Important Behavior and Limitations

This implementation uses one global HTTP authentication username/password pair.
It does not currently match credentials by proxy host or port.

It also does not restrict the injected credentials to proxyAuth == true.
That means a normal website HTTP Basic or Digest challenge that reaches the same
authentication path may also receive this httpauth.* identity.

For a tighter production design, I would add at least two extra guards:

• Apply the fpfile credentials only when proxyAuth == true.
• Scope credentials by proxy host and port instead of using a single global pair.

Why This Approach

The main benefit is that the change is narrow and preserves Firefox's default
behavior as the fallback path.

The custom build can run without an interactive proxy credential prompt when
valid fpfile credentials are available.

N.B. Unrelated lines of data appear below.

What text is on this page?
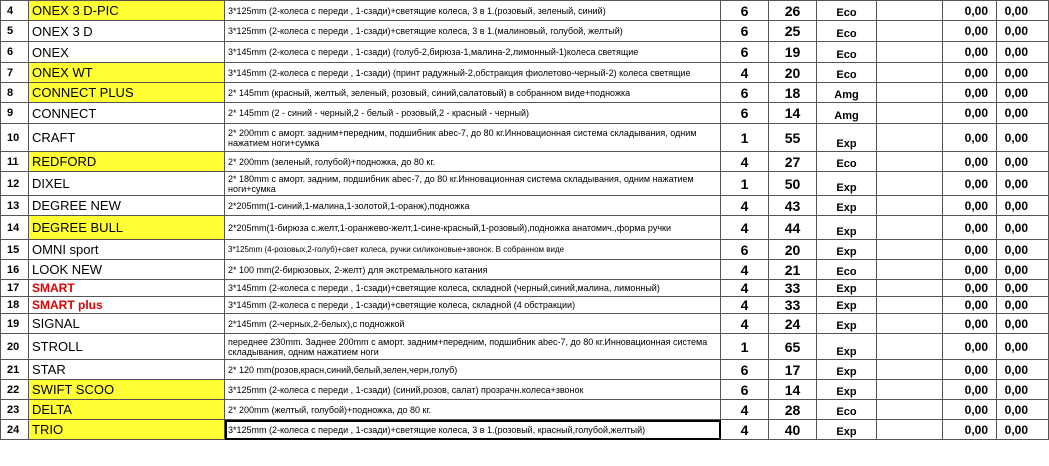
4	ONEX 3 D-PIC	3*125mm (2-колеса с переди , 1-сзади)+светящие колеса, 3 в 1.(розовый, зеленый, синий)	6	26	Eco		0,00	0,00
5	ONEX 3 D	3*125mm (2-колеса с переди , 1-сзади)+светящие колеса, 3 в 1.(малиновый, голубой, желтый)	6	25	Eco		0,00	0,00
6	ONEX	3*145mm (2-колеса с переди , 1-сзади) (голуб-2,бирюза-1,малина-2,лимонный-1)колеса светящие	6	19	Eco		0,00	0,00
7	ONEX WT	3*145mm (2-колеса с переди , 1-сзади) (принт радужный-2,обстракция фиолетово-черный-2) колеса светящие	4	20	Eco		0,00	0,00
8	CONNECT PLUS	2* 145mm (красный, желтый, зеленый, розовый, синий,салатовый) в собранном виде+подножка	6	18	Amg		0,00	0,00
9	CONNECT	2* 145mm (2 - синий - черный,2 - белый - розовый,2 - красный - черный)	6	14	Amg		0,00	0,00
10	CRAFT	2* 200mm с аморт. задним+передним, подшибник abec-7, до 80 кг.Инновационная система складывания, одним нажатием ноги+сумка	1	55	Exp		0,00	0,00
11	REDFORD	2* 200mm (зеленый, голубой)+подножка, до 80 кг.	4	27	Eco		0,00	0,00
12	DIXEL	2* 180mm с аморт. задним, подшибник abec-7, до 80 кг.Инновационная система складывания, одним нажатием ноги+сумка	1	50	Exp		0,00	0,00
13	DEGREE NEW	2*205mm(1-синий,1-малина,1-золотой,1-оранж),подножка	4	43	Exp		0,00	0,00
14	DEGREE BULL	2*205mm(1-бирюза с.желт,1-оранжево-желт,1-сине-красный,1-розовый),подножка анатомич.,форма ручки	4	44	Exp		0,00	0,00
15	OMNI sport	3*125mm (4-розовых,2-голуб)+свет колеса, ручки силиконовые+звонок. В собранном виде	6	20	Exp		0,00	0,00
16	LOOK NEW	2* 100 mm(2-бирюзовых, 2-желт) для экстремального катания	4	21	Eco		0,00	0,00
17	SMART	3*145mm (2-колеса с переди , 1-сзади)+светящие колеса, складной (черный,синий,малина, лимонный)	4	33	Exp		0,00	0,00
18	SMART plus	3*145mm (2-колеса с переди , 1-сзади)+светящие колеса, складной (4 обстракции)	4	33	Exp		0,00	0,00
19	SIGNAL	2*145mm (2-черных,2-белых),с подножкой	4	24	Exp		0,00	0,00
20	STROLL	переднее 230mm. Заднее 200mm с аморт. задним+передним, подшибник abec-7, до 80 кг.Инновационная система складывания, одним нажатием ноги	1	65	Exp		0,00	0,00
21	STAR	2* 120 mm(розов,красн,синий,белый,зелен,черн,голуб)	6	17	Exp		0,00	0,00
22	SWIFT SCOO	3*125mm (2-колеса с переди , 1-сзади) (синий,розов, салат) прозрачн.колеса+звонок	6	14	Exp		0,00	0,00
23	DELTA	2* 200mm (желтый, голубой)+подножка, до 80 кг.	4	28	Eco		0,00	0,00
24	TRIO	3*125mm (2-колеса с переди , 1-сзади)+светящие колеса, 3 в 1.(розовый, красный,голубой,желтый)	4	40	Exp		0,00	0,00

At the same time, normal Firefox behavior
still works when the file is absent or invalid.

This keeps the runtime configuration outside the profile and avoids saving proxy
credentials into Firefox preferences.

Summary

The customization changes Firefox's HTTP authentication flow so that proxy
credentials can be supplied through a local --fpfile configuration file.

The important pieces are:

• The change lives in nsHttpChannelAuthProvider.cpp.
• The code reads httpauth.username and httpauth.password from --fpfile.
• It creates an nsHttpAuthIdentity only when both values are present.
• If reading fails, Firefox falls back to PromptForIdentity().
• Real passwords should stay in the local fpfile, not in public documentation.